Over winter break, a new boiler was installed, which led to the residents’ receiving another email explaining the lack of hot water for a period of time. Although according to residents like Kelleher, there was a time of adjustment until they went back to full working order.

Maintenance orders are constantly being put in for these problems. Students said it is not uncommon to find maintenance providing students with space heaters for the dorm rooms, despite the heaters not being allowed in residence halls because of the fire hazard.
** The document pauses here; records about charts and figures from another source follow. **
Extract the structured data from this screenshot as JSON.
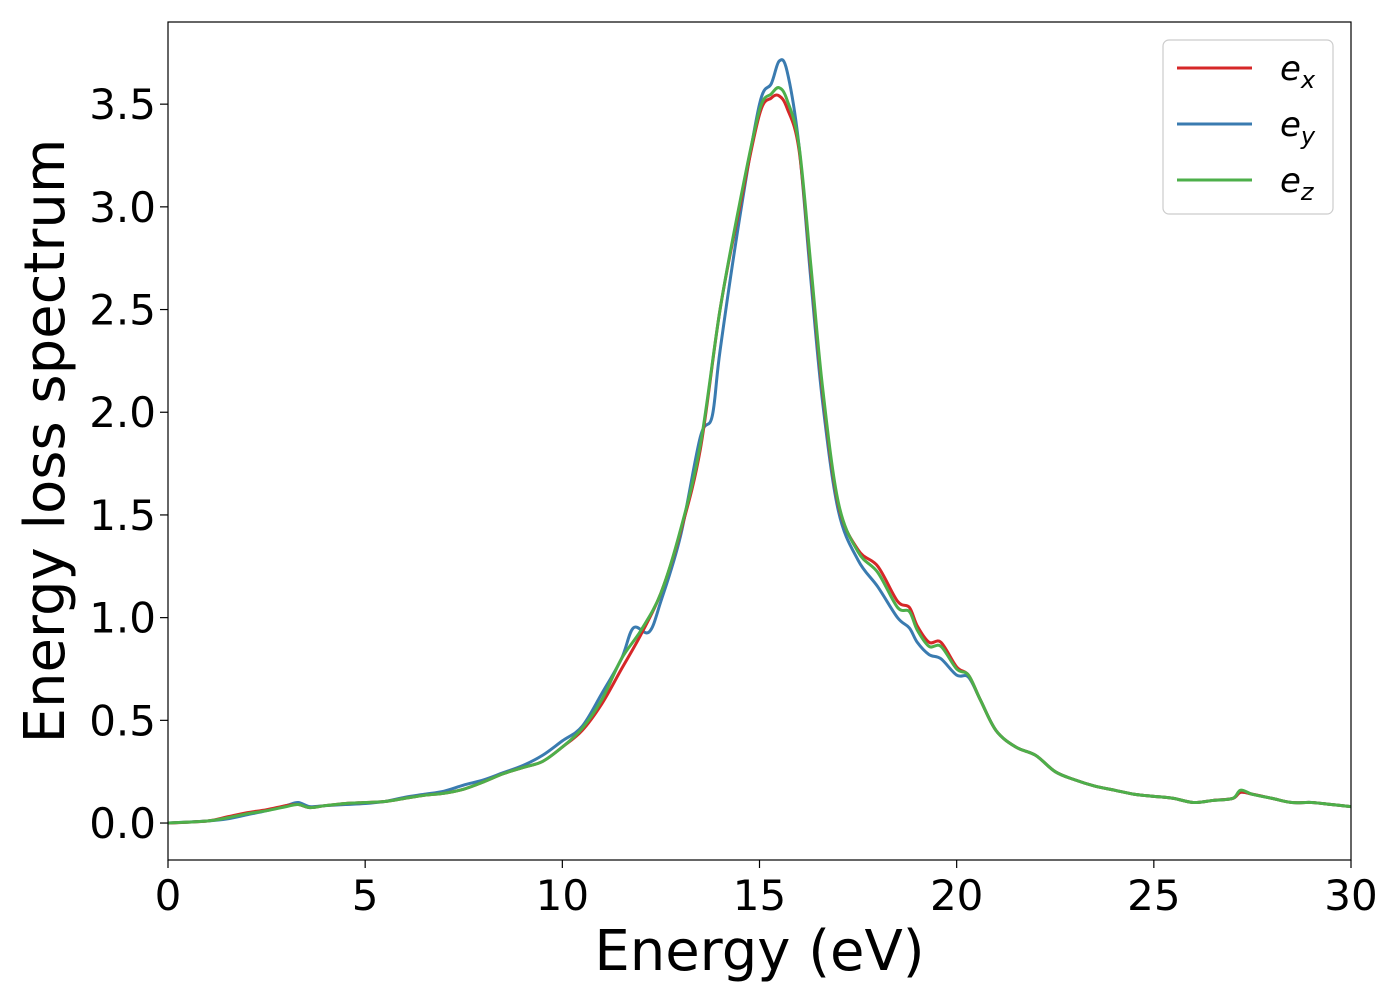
{
  "chart_data": {
    "type": "line",
    "title": "",
    "xlabel": "Energy (eV)",
    "ylabel": "Energy loss spectrum",
    "xlim": [
      0,
      30
    ],
    "ylim": [
      -0.18,
      3.9
    ],
    "xticks": [
      0,
      5,
      10,
      15,
      20,
      25,
      30
    ],
    "xtick_labels": [
      "0",
      "5",
      "10",
      "15",
      "20",
      "25",
      "30"
    ],
    "yticks": [
      0.0,
      0.5,
      1.0,
      1.5,
      2.0,
      2.5,
      3.0,
      3.5
    ],
    "ytick_labels": [
      "0.0",
      "0.5",
      "1.0",
      "1.5",
      "2.0",
      "2.5",
      "3.0",
      "3.5"
    ],
    "grid": false,
    "legend_position": "top-right",
    "series": [
      {
        "name": "e",
        "subscript": "x",
        "color": "#d62728",
        "x": [
          0,
          1,
          1.5,
          2,
          2.5,
          3,
          3.3,
          3.6,
          4,
          4.5,
          5,
          5.5,
          6,
          6.5,
          7,
          7.5,
          8,
          8.5,
          9,
          9.5,
          10,
          10.5,
          11,
          11.5,
          12,
          12.5,
          13,
          13.5,
          14,
          14.5,
          15,
          15.3,
          15.5,
          15.7,
          16,
          16.3,
          16.6,
          17,
          17.5,
          18,
          18.5,
          18.8,
          19,
          19.3,
          19.6,
          20,
          20.3,
          20.6,
          21,
          21.5,
          22,
          22.5,
          23,
          23.5,
          24,
          24.5,
          25,
          25.5,
          26,
          26.5,
          27,
          27.2,
          27.5,
          28,
          28.5,
          29,
          29.5,
          30
        ],
        "y": [
          0.0,
          0.01,
          0.03,
          0.05,
          0.065,
          0.085,
          0.09,
          0.075,
          0.085,
          0.095,
          0.1,
          0.105,
          0.12,
          0.135,
          0.145,
          0.165,
          0.2,
          0.24,
          0.27,
          0.3,
          0.37,
          0.45,
          0.58,
          0.75,
          0.92,
          1.12,
          1.42,
          1.82,
          2.5,
          3.0,
          3.45,
          3.53,
          3.54,
          3.48,
          3.28,
          2.7,
          2.1,
          1.55,
          1.33,
          1.25,
          1.08,
          1.05,
          0.96,
          0.88,
          0.88,
          0.76,
          0.72,
          0.6,
          0.45,
          0.37,
          0.33,
          0.25,
          0.21,
          0.18,
          0.16,
          0.14,
          0.13,
          0.12,
          0.1,
          0.11,
          0.12,
          0.15,
          0.14,
          0.12,
          0.1,
          0.1,
          0.09,
          0.08
        ]
      },
      {
        "name": "e",
        "subscript": "y",
        "color": "#3a7bb0",
        "x": [
          0,
          1,
          1.5,
          2,
          2.5,
          3,
          3.3,
          3.6,
          4,
          4.5,
          5,
          5.5,
          6,
          6.5,
          7,
          7.5,
          8,
          8.5,
          9,
          9.5,
          10,
          10.5,
          11,
          11.5,
          11.8,
          12.2,
          12.5,
          13,
          13.5,
          13.8,
          14,
          14.5,
          15,
          15.3,
          15.5,
          15.7,
          16,
          16.3,
          16.6,
          17,
          17.5,
          18,
          18.5,
          18.8,
          19,
          19.3,
          19.6,
          20,
          20.3,
          20.6,
          21,
          21.5,
          22,
          22.5,
          23,
          23.5,
          24,
          24.5,
          25,
          25.5,
          26,
          26.5,
          27,
          27.2,
          27.5,
          28,
          28.5,
          29,
          29.5,
          30
        ],
        "y": [
          0.0,
          0.01,
          0.02,
          0.04,
          0.06,
          0.085,
          0.1,
          0.08,
          0.085,
          0.09,
          0.095,
          0.105,
          0.125,
          0.14,
          0.155,
          0.185,
          0.21,
          0.245,
          0.28,
          0.33,
          0.4,
          0.47,
          0.63,
          0.8,
          0.95,
          0.93,
          1.08,
          1.4,
          1.88,
          1.98,
          2.3,
          2.95,
          3.5,
          3.6,
          3.71,
          3.66,
          3.3,
          2.65,
          2.05,
          1.52,
          1.28,
          1.15,
          1.0,
          0.95,
          0.88,
          0.82,
          0.8,
          0.72,
          0.71,
          0.6,
          0.45,
          0.37,
          0.33,
          0.25,
          0.21,
          0.18,
          0.16,
          0.14,
          0.13,
          0.12,
          0.1,
          0.11,
          0.12,
          0.15,
          0.14,
          0.12,
          0.1,
          0.1,
          0.09,
          0.08
        ]
      },
      {
        "name": "e",
        "subscript": "z",
        "color": "#4daf4a",
        "x": [
          0,
          1,
          1.5,
          2,
          2.5,
          3,
          3.3,
          3.6,
          4,
          4.5,
          5,
          5.5,
          6,
          6.5,
          7,
          7.5,
          8,
          8.5,
          9,
          9.5,
          10,
          10.5,
          11,
          11.5,
          12,
          12.5,
          13,
          13.5,
          14,
          14.5,
          15,
          15.3,
          15.5,
          15.7,
          16,
          16.3,
          16.6,
          17,
          17.5,
          18,
          18.5,
          18.8,
          19,
          19.3,
          19.6,
          20,
          20.3,
          20.6,
          21,
          21.5,
          22,
          22.5,
          23,
          23.5,
          24,
          24.5,
          25,
          25.5,
          26,
          26.5,
          27,
          27.2,
          27.5,
          28,
          28.5,
          29,
          29.5,
          30
        ],
        "y": [
          0.0,
          0.01,
          0.025,
          0.045,
          0.06,
          0.08,
          0.09,
          0.075,
          0.085,
          0.095,
          0.1,
          0.105,
          0.12,
          0.135,
          0.145,
          0.165,
          0.2,
          0.24,
          0.27,
          0.3,
          0.37,
          0.46,
          0.6,
          0.8,
          0.94,
          1.12,
          1.43,
          1.84,
          2.5,
          3.02,
          3.47,
          3.55,
          3.58,
          3.52,
          3.3,
          2.72,
          2.12,
          1.56,
          1.32,
          1.22,
          1.05,
          1.03,
          0.94,
          0.86,
          0.86,
          0.75,
          0.72,
          0.6,
          0.45,
          0.37,
          0.33,
          0.25,
          0.21,
          0.18,
          0.16,
          0.14,
          0.13,
          0.12,
          0.1,
          0.11,
          0.12,
          0.16,
          0.14,
          0.12,
          0.1,
          0.1,
          0.09,
          0.08
        ]
      }
    ]
  }
}
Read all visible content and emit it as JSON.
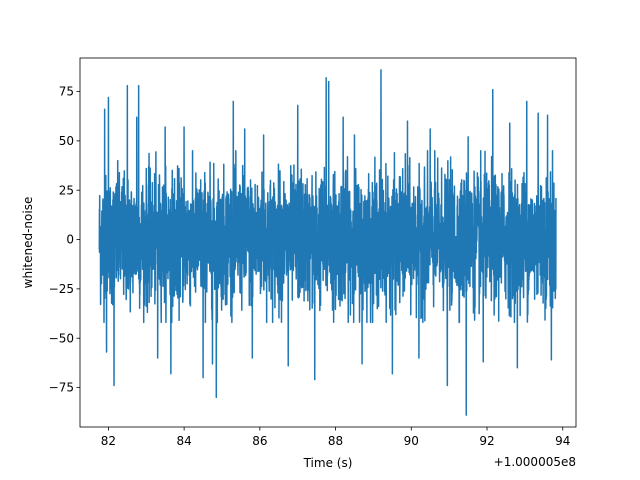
{
  "chart_data": {
    "type": "line",
    "title": "",
    "xlabel": "Time (s)",
    "ylabel": "whitened-noise",
    "x_offset_label": "+1.000005e8",
    "xlim": [
      81.25,
      94.35
    ],
    "ylim": [
      -95,
      92
    ],
    "xticks": [
      82,
      84,
      86,
      88,
      90,
      92,
      94
    ],
    "xtick_labels": [
      "82",
      "84",
      "86",
      "88",
      "90",
      "92",
      "94"
    ],
    "yticks": [
      -75,
      -50,
      -25,
      0,
      25,
      50,
      75
    ],
    "ytick_labels": [
      "−75",
      "−50",
      "−25",
      "0",
      "25",
      "50",
      "75"
    ],
    "grid": false,
    "legend": "none",
    "series": [
      {
        "x_start": 81.76,
        "x_end": 93.82,
        "color": "#1f77b4",
        "sigma": 16,
        "body_range": [
          -42,
          45
        ],
        "spikes": [
          {
            "x": 81.9,
            "y": 66
          },
          {
            "x": 81.95,
            "y": -57
          },
          {
            "x": 82.0,
            "y": 72
          },
          {
            "x": 82.15,
            "y": -74
          },
          {
            "x": 82.5,
            "y": 78
          },
          {
            "x": 82.75,
            "y": 62
          },
          {
            "x": 82.8,
            "y": 78
          },
          {
            "x": 83.3,
            "y": -60
          },
          {
            "x": 83.5,
            "y": 57
          },
          {
            "x": 83.65,
            "y": -68
          },
          {
            "x": 84.0,
            "y": 57
          },
          {
            "x": 84.5,
            "y": -70
          },
          {
            "x": 84.75,
            "y": -63
          },
          {
            "x": 84.85,
            "y": -80
          },
          {
            "x": 85.3,
            "y": 70
          },
          {
            "x": 85.6,
            "y": 56
          },
          {
            "x": 85.8,
            "y": -60
          },
          {
            "x": 86.1,
            "y": 53
          },
          {
            "x": 86.75,
            "y": -64
          },
          {
            "x": 87.0,
            "y": 68
          },
          {
            "x": 87.45,
            "y": -71
          },
          {
            "x": 87.75,
            "y": 82
          },
          {
            "x": 87.82,
            "y": 80
          },
          {
            "x": 88.2,
            "y": 62
          },
          {
            "x": 88.5,
            "y": 53
          },
          {
            "x": 88.7,
            "y": -63
          },
          {
            "x": 89.2,
            "y": 86
          },
          {
            "x": 89.5,
            "y": -68
          },
          {
            "x": 89.9,
            "y": 60
          },
          {
            "x": 90.2,
            "y": -60
          },
          {
            "x": 90.5,
            "y": 56
          },
          {
            "x": 90.95,
            "y": -74
          },
          {
            "x": 91.45,
            "y": -89
          },
          {
            "x": 91.5,
            "y": 52
          },
          {
            "x": 91.9,
            "y": -62
          },
          {
            "x": 92.15,
            "y": 76
          },
          {
            "x": 92.6,
            "y": 59
          },
          {
            "x": 92.8,
            "y": -65
          },
          {
            "x": 93.05,
            "y": 70
          },
          {
            "x": 93.35,
            "y": 64
          },
          {
            "x": 93.6,
            "y": 63
          },
          {
            "x": 93.7,
            "y": -61
          }
        ]
      }
    ]
  }
}
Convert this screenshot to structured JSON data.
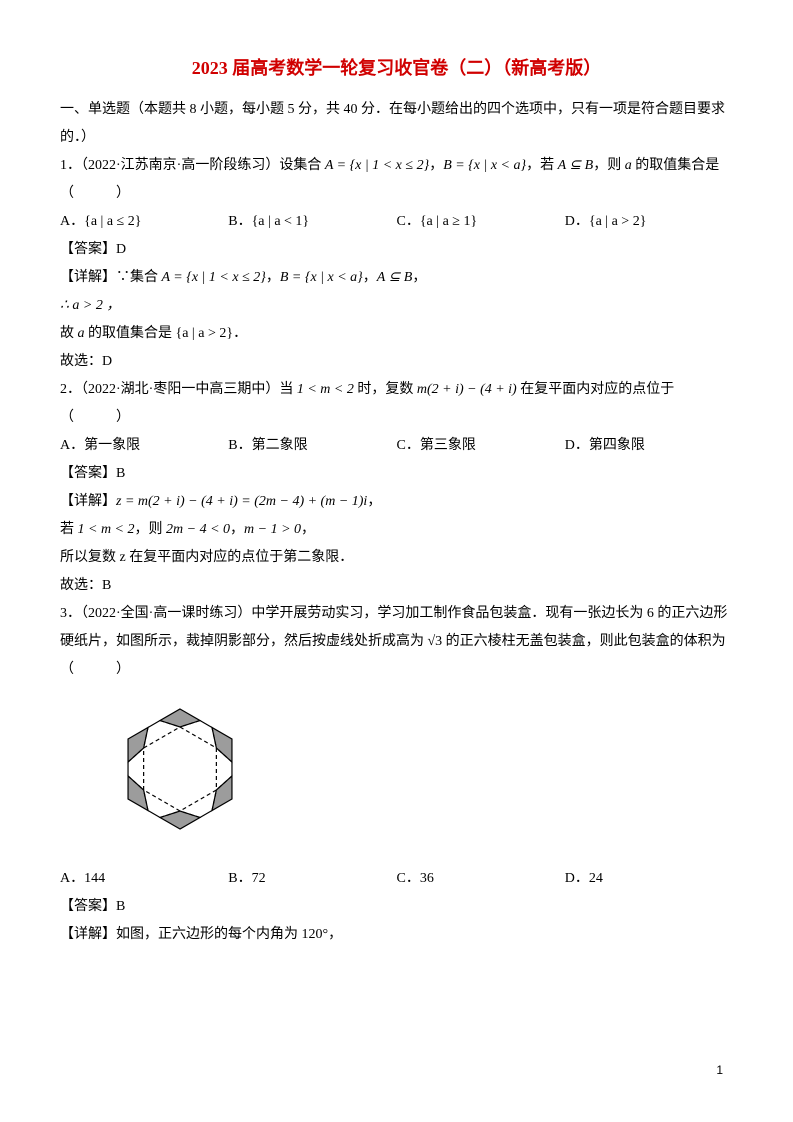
{
  "title": "2023 届高考数学一轮复习收官卷（二）（新高考版）",
  "title_color": "#d00000",
  "section1_intro": "一、单选题（本题共 8 小题，每小题 5 分，共 40 分．在每小题给出的四个选项中，只有一项是符合题目要求的．）",
  "q1": {
    "stem_prefix": "1．（2022·江苏南京·高一阶段练习）设集合 ",
    "math1": "A = {x | 1 < x ≤ 2}",
    "sep1": "，",
    "math2": "B = {x | x < a}",
    "sep2": "，若 ",
    "math3": "A ⊆ B",
    "sep3": "，则 ",
    "math4": "a",
    "stem_suffix": " 的取值集合是（　　　）",
    "options": {
      "A": "A．{a | a ≤ 2}",
      "B": "B．{a | a < 1}",
      "C": "C．{a | a ≥ 1}",
      "D": "D．{a | a > 2}"
    },
    "answer": "【答案】D",
    "detail_label": "【详解】∵集合 ",
    "detail_m1": "A = {x | 1 < x ≤ 2}",
    "detail_s1": "，",
    "detail_m2": "B = {x | x < a}",
    "detail_s2": "，",
    "detail_m3": "A ⊆ B",
    "detail_s3": "，",
    "line2": "∴ a > 2 ，",
    "line3_pre": "故 ",
    "line3_m": "a",
    "line3_post": " 的取值集合是 {a | a > 2}．",
    "pick": "故选：D"
  },
  "q2": {
    "stem_prefix": "2．（2022·湖北·枣阳一中高三期中）当 ",
    "math1": "1 < m < 2",
    "sep1": " 时，复数 ",
    "math2": "m(2 + i) − (4 + i)",
    "stem_suffix": " 在复平面内对应的点位于（　　　）",
    "options": {
      "A": "A．第一象限",
      "B": "B．第二象限",
      "C": "C．第三象限",
      "D": "D．第四象限"
    },
    "answer": "【答案】B",
    "detail_label": "【详解】",
    "detail_m1": "z = m(2 + i) − (4 + i) = (2m − 4) + (m − 1)i",
    "detail_s1": "，",
    "line2_pre": "若 ",
    "line2_m1": "1 < m < 2",
    "line2_s1": "，则 ",
    "line2_m2": "2m − 4 < 0",
    "line2_s2": "，",
    "line2_m3": "m − 1 > 0",
    "line2_s3": "，",
    "line3": "所以复数 z 在复平面内对应的点位于第二象限．",
    "pick": "故选：B"
  },
  "q3": {
    "stem": "3．（2022·全国·高一课时练习）中学开展劳动实习，学习加工制作食品包装盒．现有一张边长为 6 的正六边形硬纸片，如图所示，裁掉阴影部分，然后按虚线处折成高为 √3 的正六棱柱无盖包装盒，则此包装盒的体积为（　　　）",
    "options": {
      "A": "A．144",
      "B": "B．72",
      "C": "C．36",
      "D": "D．24"
    },
    "answer": "【答案】B",
    "detail": "【详解】如图，正六边形的每个内角为 120°，"
  },
  "hexagon": {
    "outer_side": 60,
    "inner_side": 42,
    "stroke": "#000000",
    "fill_shade": "#9c9c9c",
    "dash": "4,3",
    "stroke_width": 1.2,
    "width": 160,
    "height": 150
  },
  "page_number": "1",
  "body_fontsize": 14,
  "title_fontsize": 18,
  "line_height": 2.0
}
Beliveau explained how her suitemates’ room temperature was so cold they had two space heaters in their dorm.

Students say they believe there are design flaws in the building that affect the room temperatures. Along with drafty windows, Smith blames the singular heating vent for the low temperatures in his room. Students said there are temperature inconsistencies within the rooms, as well.

“My room was 59 degrees all day and 80 degrees when we woke up,” said Julia Hunt, a freshman biology major, in an interview with The Journal, “and there was never an in-between.”

Regarding the need for space heaters, Kelleher said the university is planning to replace parts of the heating system in the two residence halls. Due to the need to have access to individual rooms, the work will be addressed this coming summer according to Kelleher.

Hunt and Beliveau said they have also both experienced inadequate water systems in their dorms.

“Yeah, we don’t have water pressure at all, and our drain doesn’t drain,” said Hunt and Beliveau in an interview with The Journal. “Our water pressure for the first semester was dripping.”

The water dilemmas do not seem to be a one room issue. Multiple students have spoken about their drains. Both Hunt and Beliveau said it did not get fixed until February.

Kelleher told The Journal that if students have problems that they would like Facilities to address they can go to the Resident Life Office in the building to fill out an online work order. University staff are monitoring the situation to address all concerns as quickly as possible according to Kelleher.

As the end of the semester quickly approaches, students have voiced that their living conditions in these residence halls are not what they paid for.  

“I feel like this happens too often for the amount of money the ends up getting paid to the school to live in these buildings,” said Smith.